Já em sua glória simples ocorre a manhã de Sexta-Feira, 21 de Janeiro. E:

Aquela e não outra
Veio requerer a junção aos autos
Só tipo fotografia à/da porta de casa daquela pessoa
Daquela e não doutra
Há ainda tribunais que mandam afixar
Mandam afixar o edital na junta de freguesia
Ercília de Fátima Joanes da Nóbrega
Se foi possível apurar que a pessoa vive lá
Imaginemos que não consegue entrar no prédio
Em princípio, só não havendo alternativa possível
Negócios que correram mal, há pessoas, acontece
Nem toda a gente é sacana, há empatia
O genro separa-se da filha e não paga
Mandou vir material em nome do sogro
Muito bem, mas foi uma terceira pessoa a assinar
Dar conhecimento de aquela, não de outra
Quando receber esta carta simples
Esteve lá alguém que lhe diz respeito a ele
Um bocado constipado, fui ao local, voltei para trás
A carta também, também voltou para trás
Na Rua D. João III
Pedro Daniel Natalino d’Aboim
Art.º 233 do Código de Processo Civil, é ir vê-lo
Primeira, cita-se; depois, notifica-se

    O fluxo é organismo (mui) vivo, não cessa.
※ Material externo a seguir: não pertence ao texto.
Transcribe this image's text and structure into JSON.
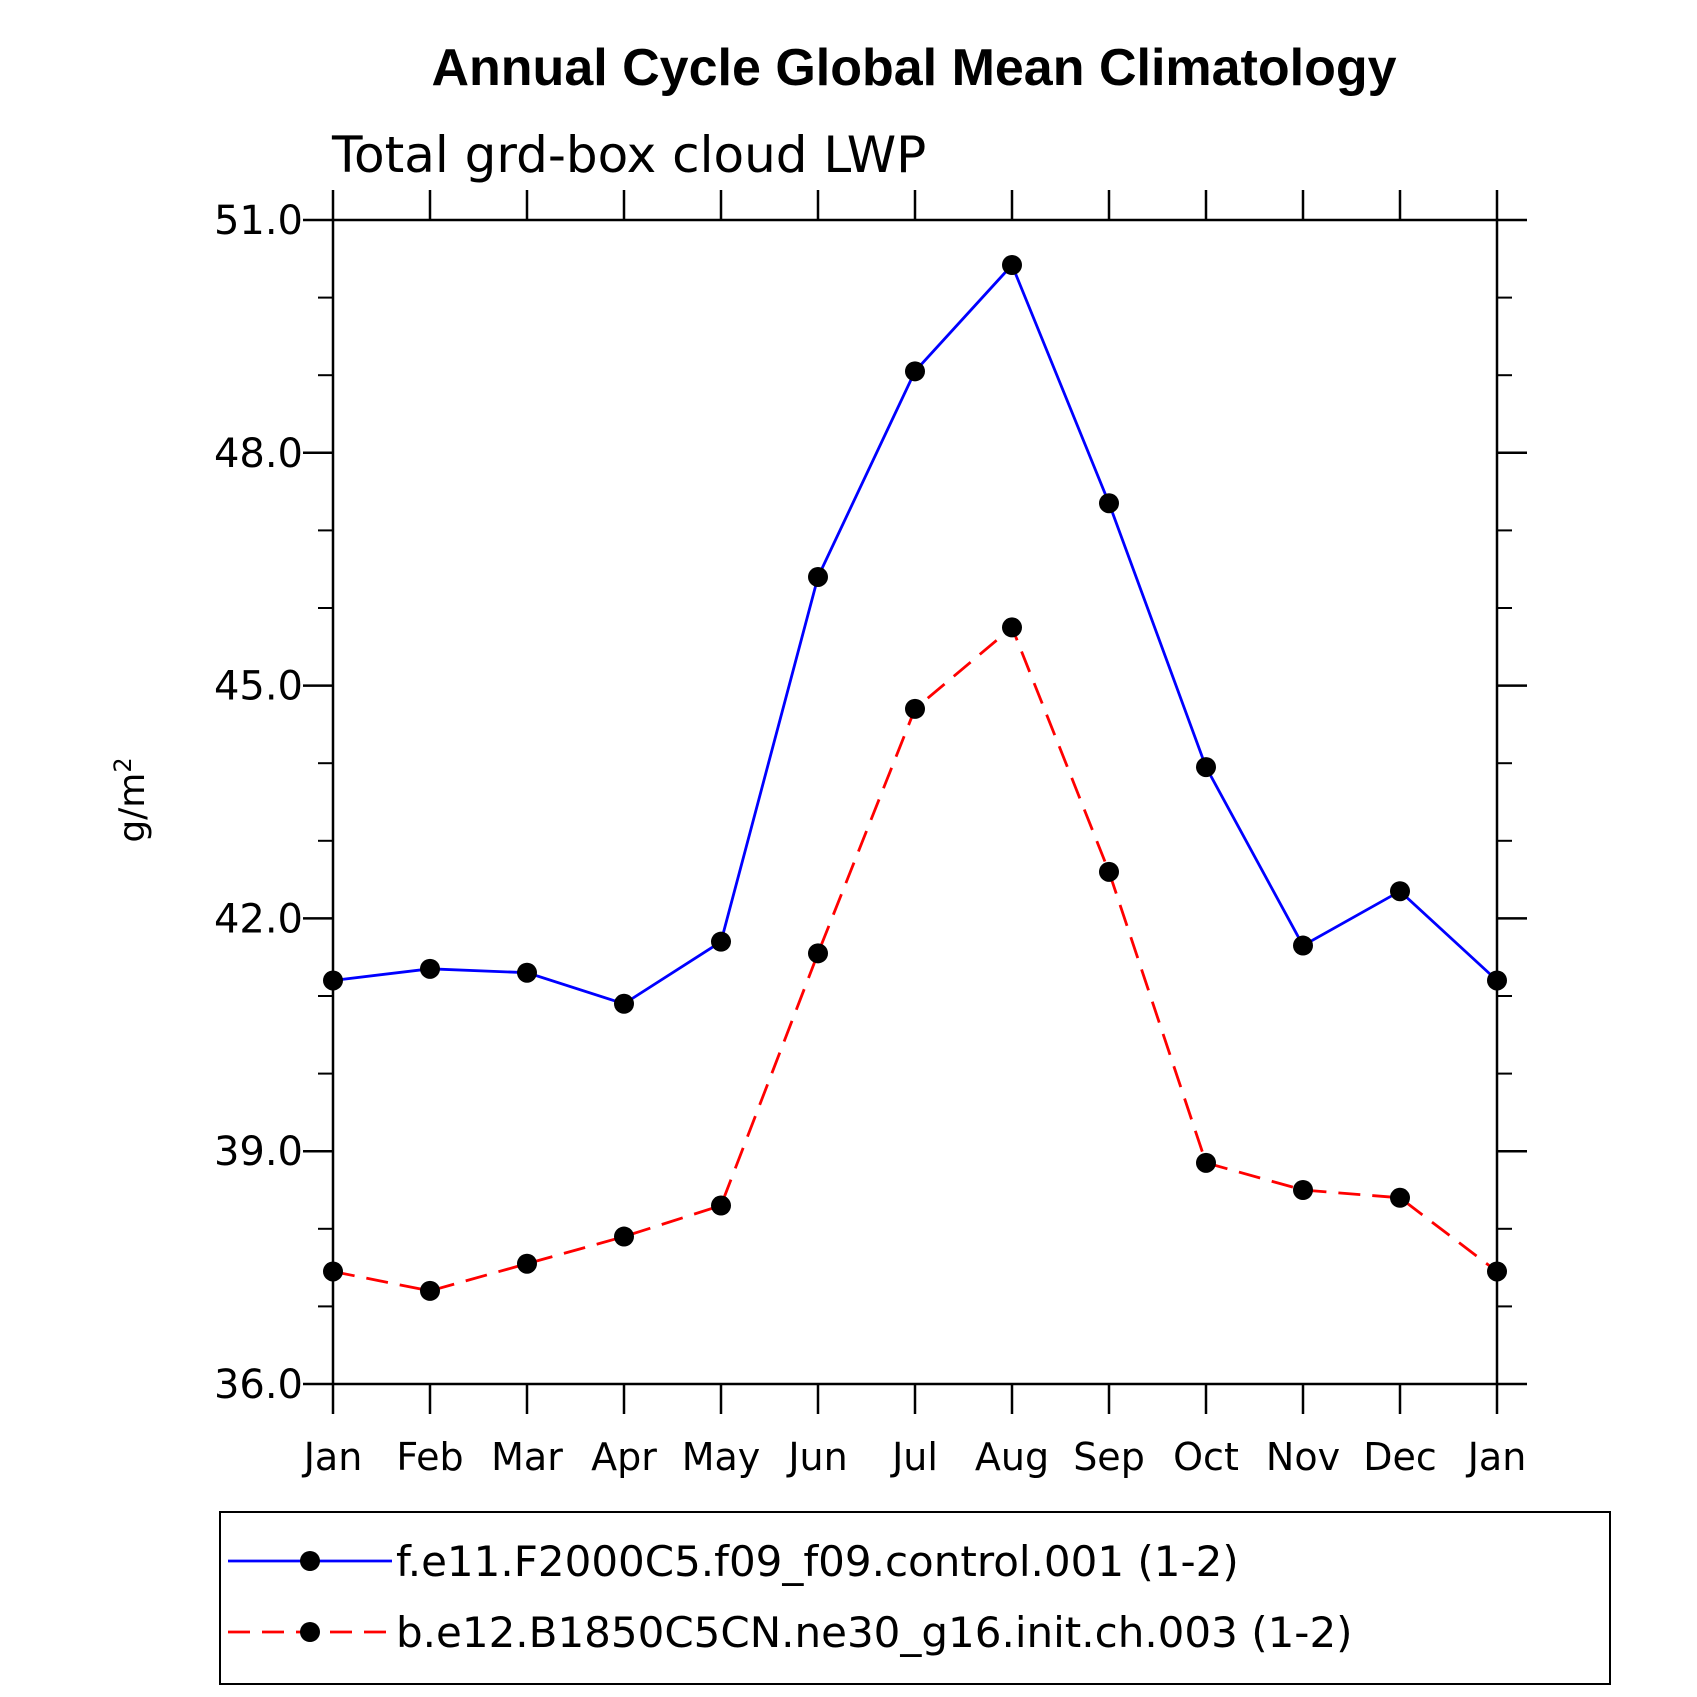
{
  "chart_data": {
    "type": "line",
    "title": "Annual Cycle Global Mean Climatology",
    "subtitle": "Total grd-box cloud LWP",
    "xlabel": "",
    "ylabel": "g/m",
    "ylabel_superscript": "2",
    "categories": [
      "Jan",
      "Feb",
      "Mar",
      "Apr",
      "May",
      "Jun",
      "Jul",
      "Aug",
      "Sep",
      "Oct",
      "Nov",
      "Dec",
      "Jan"
    ],
    "ylim": [
      36.0,
      51.0
    ],
    "yticks": [
      36.0,
      39.0,
      42.0,
      45.0,
      48.0,
      51.0
    ],
    "ytick_labels": [
      "36.0",
      "39.0",
      "42.0",
      "45.0",
      "48.0",
      "51.0"
    ],
    "yminor_step": 1.0,
    "grid": false,
    "legend_position": "bottom",
    "series": [
      {
        "name": "f.e11.F2000C5.f09_f09.control.001 (1-2)",
        "color": "#0000ff",
        "line_style": "solid",
        "marker": "filled-circle",
        "values": [
          41.2,
          41.35,
          41.3,
          40.9,
          41.7,
          46.4,
          49.05,
          50.42,
          47.35,
          43.95,
          41.65,
          42.35,
          41.2
        ]
      },
      {
        "name": "b.e12.B1850C5CN.ne30_g16.init.ch.003 (1-2)",
        "color": "#ff0000",
        "line_style": "dashed",
        "marker": "filled-circle",
        "values": [
          37.45,
          37.2,
          37.55,
          37.9,
          38.3,
          41.55,
          44.7,
          45.75,
          42.6,
          38.85,
          38.5,
          38.4,
          37.45
        ]
      }
    ]
  }
}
Pode mudar (e muda) de agentes-(e)fluentes, mas não de si, de si mesmo jamais muda. Os elocutores são perecíveis – a elocução, não. Assim pois:

Por isso é que ela esteve presente
Maria do Céu Videira de Lecestre
Outra comarca, outra pessoa singular
Alguém se obriga perante outra pessoa
Serviço por remuneração, a completar no destino
Basta que alguém seja o que for
Chegou, assinou, alguém recebe e é identificado
Uma terra & uma acta: lavradas ambas
Fomos chamados por partes
Susana Maria Cabral Castilho
Não foi possível, invertera-se
Os créditos restaram insatisfeitos
Atentas as cominações, ó Ilustres!
Demora mais do que o esperado
Hoje não é possível, tantos xis euros
Justificou-se assim, a coisa até correu bem
Bernardino Salvador d’Andrade Memento
OK, não esquecer o princípio Extra Vel Ultra Petitum
Nem sempre a pessoa é insondável
Fundamentos de facto e de direito da pretensão
Capacidade das partes e legalidade do resultado da conciliação
Cumulação de pedidos, conciliação frustrada
Fruste & frusto, o fruto-em-tempo
Deixai-me só ver se foi em Setembro ou não

    Não é difícil ou precário perceber a condição arenosa das enumerações supra. Foram esvurmadas à oralidade corrente, é por isso. Também: são modo de ordenar passageiramente um caos que não passa. E ainda: servem de autos mais ou menos representáveis em teatro de vozes. Quanto à sua forma, é evidente virem a 24 linhas. Nisto, acaba-se amanhã de Sexta-21-do-I.